От всех этих канделябров, альбомов, гравюр, хрустальных пепельниц, каминных часов, бронзовых чернильниц, бюстов Бонапарта, кружевных бюстье, бархатных перчаток, лаковых шкатулок, серебряных ножей, табакерок, карманных часов, гребешков, запонок, мундштуков и хрустальных графинов в его голове образовывалось такое звенящее великолепие, что он ночи напролет просиживал над желтоватыми листами, покрывая их карандашными или угольными орнаментами.


Увы, на смену подлунному творческому счастью приходил кошмар светового дня: с учебой у Тристана решительно не клеилось. Он не ладил с точными науками, а к гуманитарным его интерес просыпался только в том случае, если учебники были снабжены подробными иллюстрациями.

Отцу тем временем с большим трудом удавалось добывать семье на пропитание – после многих лет, проведенных в тускло освещенной часовой мастерской, он начал терять зрение.

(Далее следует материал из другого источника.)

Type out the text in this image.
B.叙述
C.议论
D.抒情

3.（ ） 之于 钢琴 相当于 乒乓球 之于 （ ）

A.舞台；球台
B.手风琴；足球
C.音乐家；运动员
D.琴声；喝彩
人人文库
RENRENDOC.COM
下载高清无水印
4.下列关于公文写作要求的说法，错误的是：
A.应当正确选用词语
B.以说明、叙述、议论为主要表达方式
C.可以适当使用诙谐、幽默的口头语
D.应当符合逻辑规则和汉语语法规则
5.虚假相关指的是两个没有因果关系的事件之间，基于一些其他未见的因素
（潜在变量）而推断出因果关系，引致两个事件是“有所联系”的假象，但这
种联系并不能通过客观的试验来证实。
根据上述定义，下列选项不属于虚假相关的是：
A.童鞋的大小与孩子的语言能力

Мать от безысходности подалась подрабатывать кухаркой «У Кики́» – в музыкальном ресторане, расположенном в самом центре «блошинки». Заведение славилось щедрыми порциями и лучшими в Сент-Уэне moules-frites – мидиями с обжаренной в кипящем масле картошкой. Тристан иногда приходил к ней под вечер, помогал с мытьем посуды, выносил помои, стараясь не попадаться владельцам на глаза. Иногда ему удавалось перехватить каких-нибудь объедков и присесть на полу, в самом углу зала, целиком обратившись в глаза и слух. Стянув несколько бумажных салфеток, он зарисовывал огрызком простого карандаша все, что видел: вот, например, эти двое, за столиком напротив. Он – высокий брюнет под сорок, смахивающий на американского актера Брандо: в штучном галстуке и приличном твидовом костюме, он был не из тех, кто покупает шляпы на «блошинке». Она – миниатюрная шатенка слегка уцененной внешности, явно проигрывала ему в элегантности. Но нежный переливчатый смех, обволакивающий взгляд и мягкая податливость, сквозившая в каждом жесте незнакомки, делали ее, бесспорно, притягательной – это прочитывалось во взгляде ее холеного спутника…

Карандаш Тристана порхал, схватывая с фотографической точностью ее тонкий профиль, крупноватый рот, очерченный яркой помадой, убранные в пучок волнистые волосы. Вот мужчина смеется, наклоняется к ней и что-то шепчет, незаметно прикасаясь пальцами к острому локтю. Она смущенно молчит, но всего через мгновение ее узкая стопа начинает скользить по истертому паркету навстречу его ботинку, а голова склоняется в едва уловимом кивке.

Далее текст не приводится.